We have still to advert to one very important circumstance.
The spirit of boldness can exist in an Army, either because it is in the people, or because it has been generated in a successful War conducted by able Generals. In the latter case it must of course be dispensed with at the commencement.
Now in our days there is hardly any other means of educating the spirit of a people in this respect, except by War, and that too under bold Generals.

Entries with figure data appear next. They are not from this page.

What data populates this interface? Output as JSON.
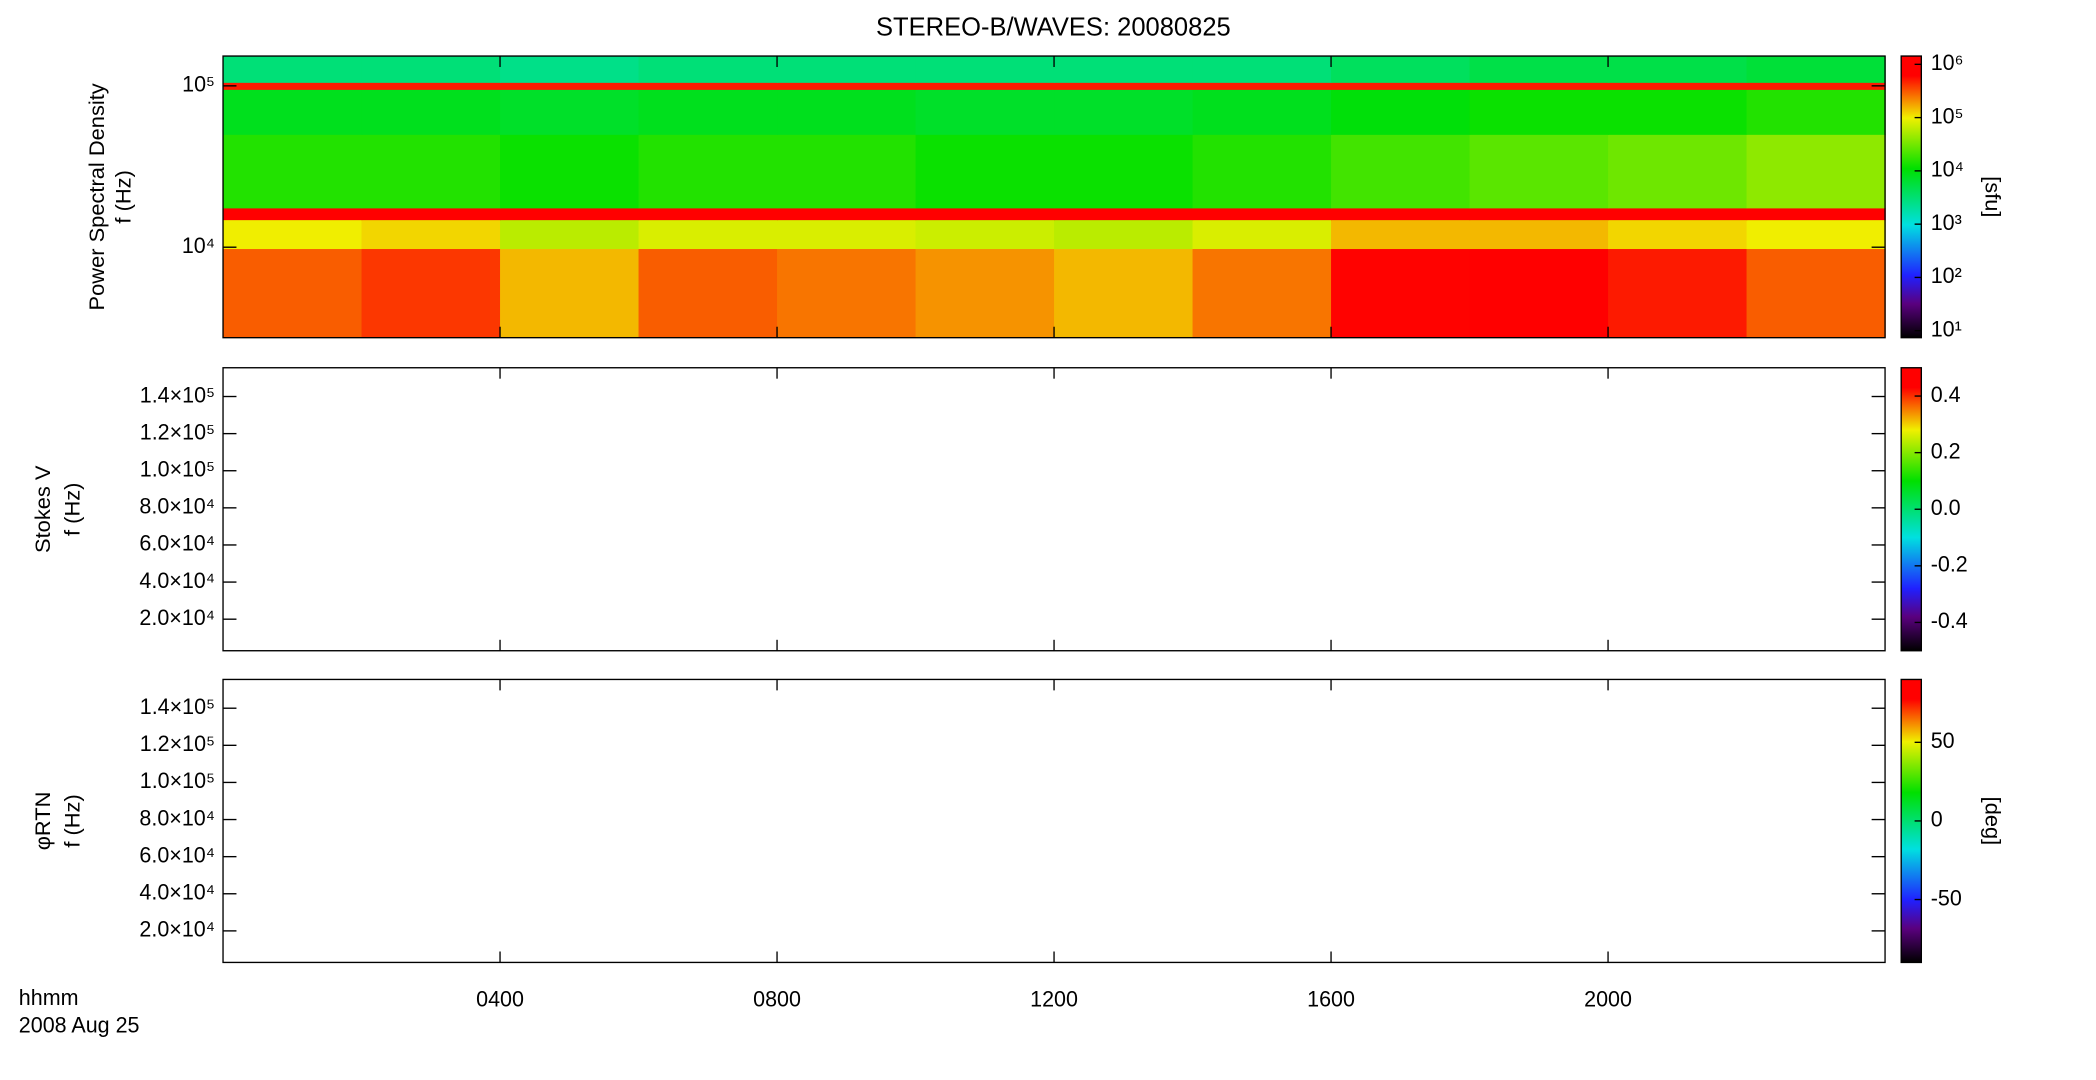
{
  "chart_data": [
    {
      "type": "heatmap",
      "title": "STEREO-B/WAVES: 20080825",
      "ylabel": [
        "Power Spectral Density",
        "f (Hz)"
      ],
      "ylog": true,
      "ylim": [
        2750,
        153000
      ],
      "yticks": [
        {
          "value": 10000,
          "label": "10⁴"
        },
        {
          "value": 100000,
          "label": "10⁵"
        }
      ],
      "x_bins": [
        0,
        2,
        4,
        6,
        8,
        10,
        12,
        14,
        16,
        18,
        20,
        22,
        24
      ],
      "y_bins": [
        2750,
        9800,
        14800,
        17500,
        50000,
        95000,
        105000,
        153000
      ],
      "values": [
        [
          300000,
          400000,
          150000,
          300000,
          250000,
          200000,
          150000,
          250000,
          600000,
          700000,
          500000,
          300000
        ],
        [
          100000,
          120000,
          60000,
          80000,
          80000,
          70000,
          60000,
          80000,
          150000,
          150000,
          120000,
          100000
        ],
        [
          1000000,
          1000000,
          1000000,
          1000000,
          1000000,
          1000000,
          1000000,
          1000000,
          1000000,
          1000000,
          1000000,
          1000000
        ],
        [
          15000,
          15000,
          12000,
          15000,
          15000,
          12000,
          12000,
          15000,
          20000,
          25000,
          30000,
          40000
        ],
        [
          8000,
          8000,
          7000,
          8000,
          8000,
          7000,
          7000,
          8000,
          10000,
          12000,
          12000,
          15000
        ],
        [
          500000,
          500000,
          500000,
          500000,
          500000,
          500000,
          500000,
          500000,
          500000,
          500000,
          500000,
          500000
        ],
        [
          3000,
          3000,
          2500,
          3000,
          3000,
          3000,
          3000,
          3000,
          4000,
          5000,
          5000,
          6000
        ]
      ],
      "colorscale": "rainbow",
      "clog": true,
      "clim": [
        7.4,
        1430000
      ],
      "cticks": [
        {
          "value": 10,
          "label": "10¹"
        },
        {
          "value": 100,
          "label": "10²"
        },
        {
          "value": 1000,
          "label": "10³"
        },
        {
          "value": 10000,
          "label": "10⁴"
        },
        {
          "value": 100000,
          "label": "10⁵"
        },
        {
          "value": 1000000,
          "label": "10⁶"
        }
      ],
      "colorbar_label": "[sfu]"
    },
    {
      "type": "heatmap",
      "ylabel": [
        "Stokes V",
        "f (Hz)"
      ],
      "ylim": [
        3000,
        155500
      ],
      "yticks": [
        {
          "value": 20000,
          "label": "2.0×10⁴"
        },
        {
          "value": 40000,
          "label": "4.0×10⁴"
        },
        {
          "value": 60000,
          "label": "6.0×10⁴"
        },
        {
          "value": 80000,
          "label": "8.0×10⁴"
        },
        {
          "value": 100000,
          "label": "1.0×10⁵"
        },
        {
          "value": 120000,
          "label": "1.2×10⁵"
        },
        {
          "value": 140000,
          "label": "1.4×10⁵"
        }
      ],
      "colorscale": "rainbow",
      "clim": [
        -0.5,
        0.5
      ],
      "cticks": [
        -0.4,
        -0.2,
        {
          "value": 0,
          "label": "0.0"
        },
        0.2,
        0.4
      ]
    },
    {
      "type": "heatmap",
      "ylabel": [
        "φRTN",
        "f (Hz)"
      ],
      "ylim": [
        3000,
        155500
      ],
      "yticks": [
        {
          "value": 20000,
          "label": "2.0×10⁴"
        },
        {
          "value": 40000,
          "label": "4.0×10⁴"
        },
        {
          "value": 60000,
          "label": "6.0×10⁴"
        },
        {
          "value": 80000,
          "label": "8.0×10⁴"
        },
        {
          "value": 100000,
          "label": "1.0×10⁵"
        },
        {
          "value": 120000,
          "label": "1.2×10⁵"
        },
        {
          "value": 140000,
          "label": "1.4×10⁵"
        }
      ],
      "colorscale": "rainbow",
      "clim": [
        -90,
        90
      ],
      "cticks": [
        -50,
        0,
        50
      ],
      "colorbar_label": "[deg]",
      "xlim": [
        0,
        24
      ],
      "xticks": [
        {
          "value": 4,
          "label": "0400"
        },
        {
          "value": 8,
          "label": "0800"
        },
        {
          "value": 12,
          "label": "1200"
        },
        {
          "value": 16,
          "label": "1600"
        },
        {
          "value": 20,
          "label": "2000"
        }
      ],
      "xlabel": "hhmm",
      "date_label": "2008 Aug 25"
    }
  ]
}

By it alone can that effeminacy of feeling be counteracted, that propensity to seek for the enjoyment of comfort, which cause degeneracy in a people rising in prosperity and immersed in an extremely busy commerce.

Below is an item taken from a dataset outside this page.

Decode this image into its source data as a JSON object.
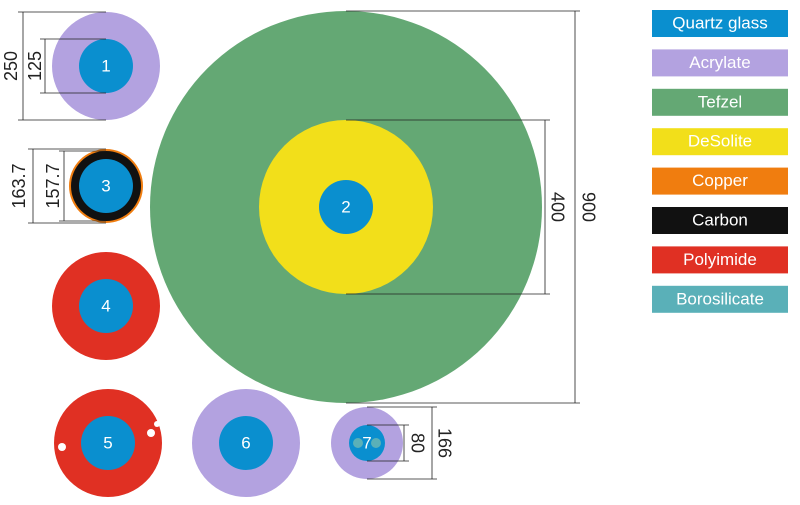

A Nation can hope to have a strong position in the political world only if its character and practice in actual War mutually support each other in constant reciprocal action.
CHAPTER VII. PERSEVERANCE
The reader expects to hear of angles and lines, and finds, instead of these citizens of the scientific world, only people out of common life, such as he meets with every day in the street. And yet the author cannot make up his mind to become a hair’s breadth more mathematical than the subject seems to him to require, and he is not alarmed at the surprise which the reader may show.

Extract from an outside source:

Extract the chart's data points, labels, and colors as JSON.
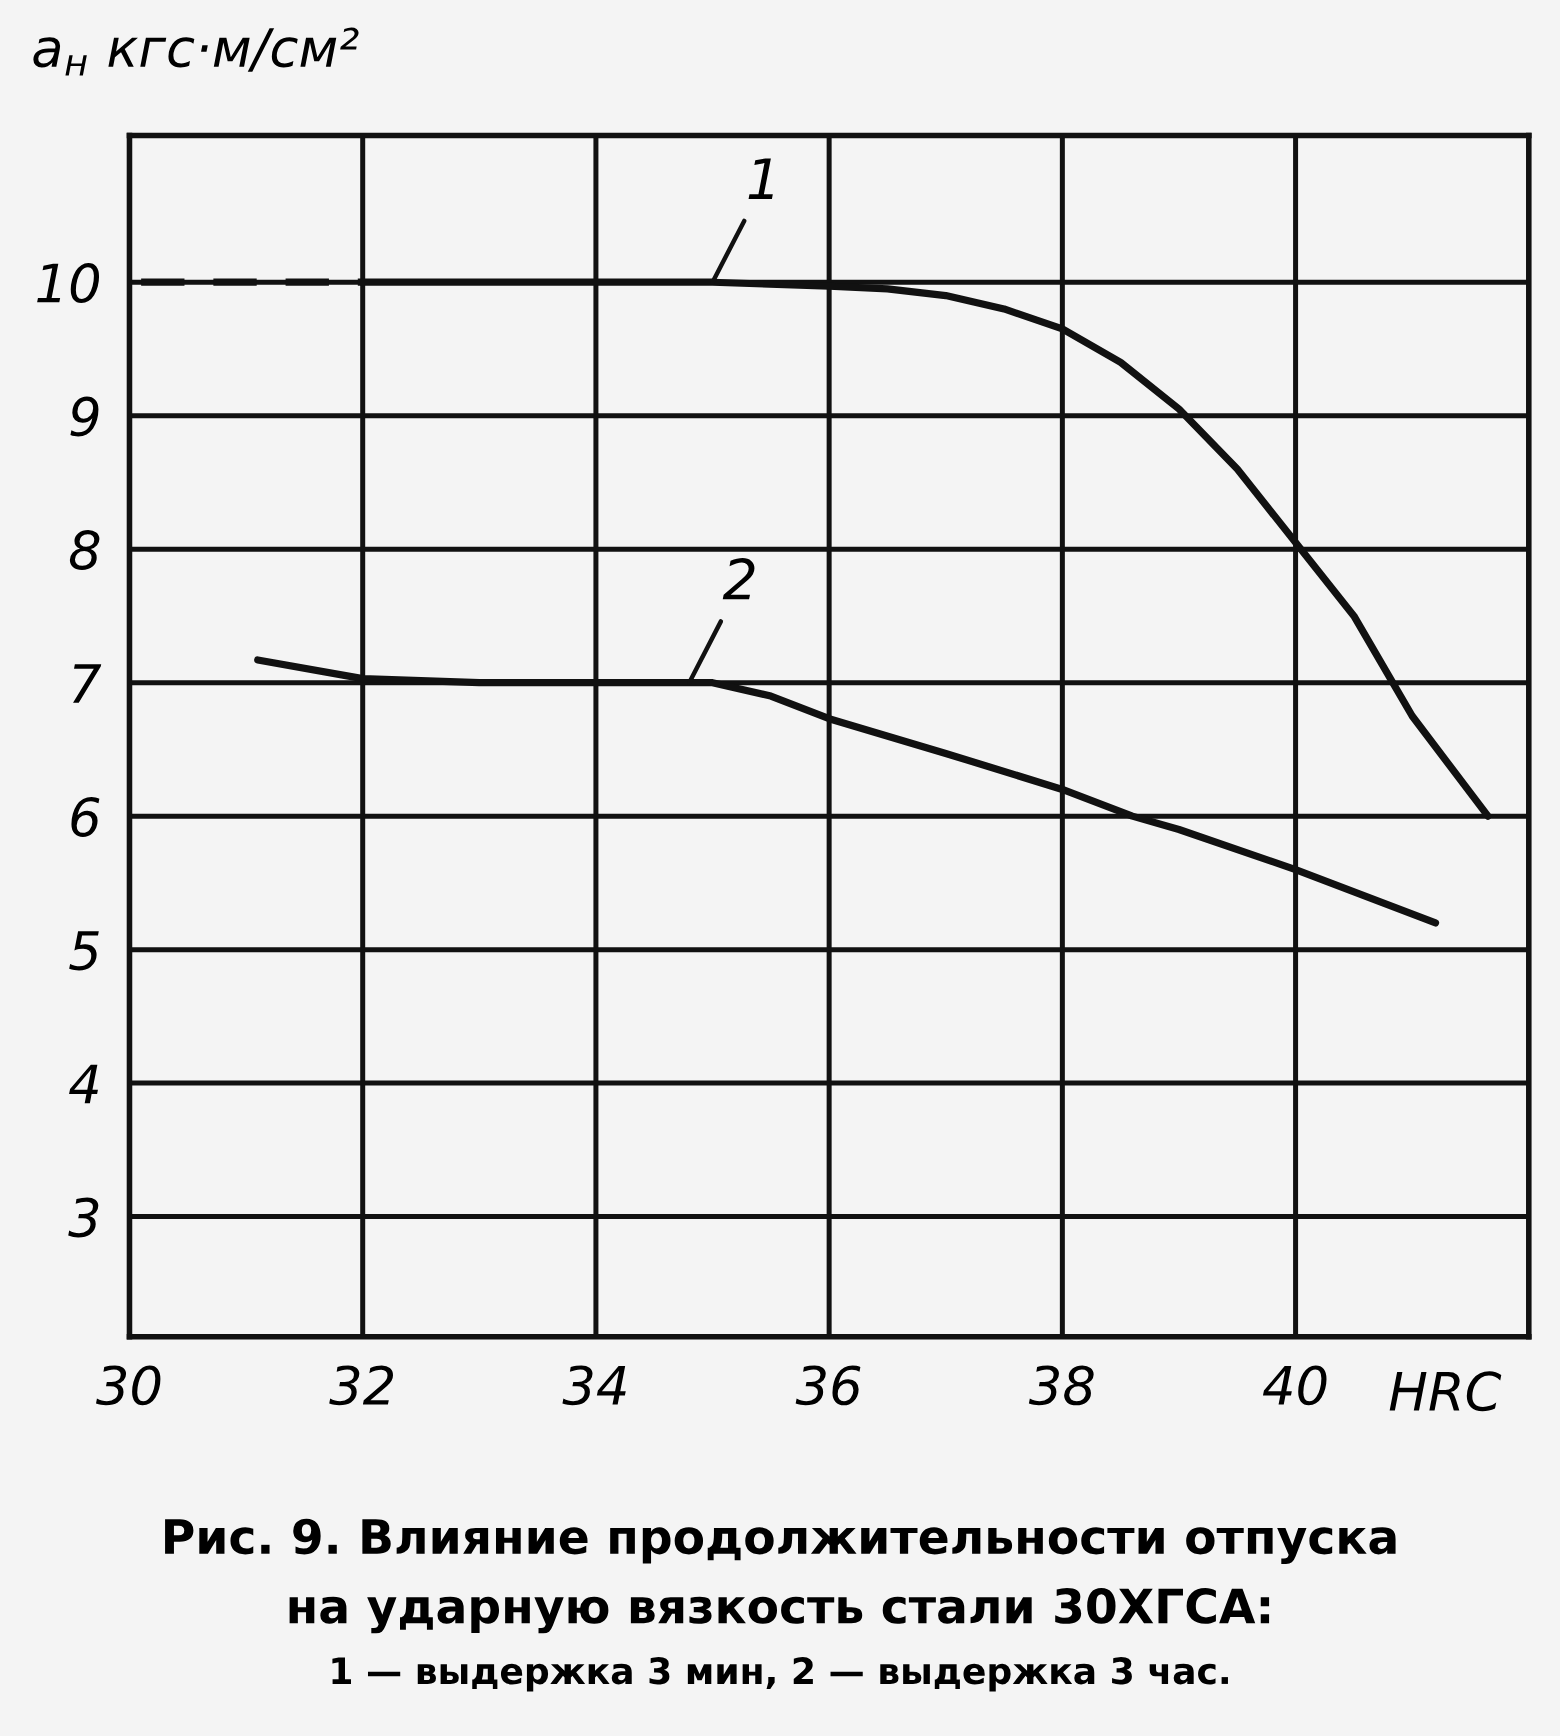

In War more than anywhere else in the world things happen differently to what we had expected, and look differently when near, to what they did at a distance. With what serenity the architect can watch his work gradually rising and growing into his plan. The doctor although much more at the mercy of mysterious agencies and chances than the architect, still knows enough of the forms and effects of his means. In War, on the other hand, the Commander of an immense whole finds himself in a constant whirlpool of false and true information, of mistakes committed through fear, through negligence, through precipitation, of contraventions of his authority, either from mistaken or correct motives, from ill will, true or false sense of duty, indolence or exhaustion, of accidents which no mortal could have foreseen. In short, he is the victim of a hundred thousand impressions, of which the most have an intimidating, the fewest an encouraging tendency. By long experience in War, the tact is acquired of readily appreciating the value of these incidents; high courage and stability of character stand proof against them, as the rock resists the beating of the waves. He who would yield to these impressions would never carry out an undertaking, and on that account perseverance in the proposed object, as long as there is no decided reason against it, is a most necessary counterpoise. Further, there is hardly any celebrated enterprise in War which was not achieved by endless exertion, pains, and privations; and as here the weakness of the physical and moral man is ever disposed to yield, only an immense force of will, which manifests itself in perseverance admired by present and future generations, can conduct to our goal.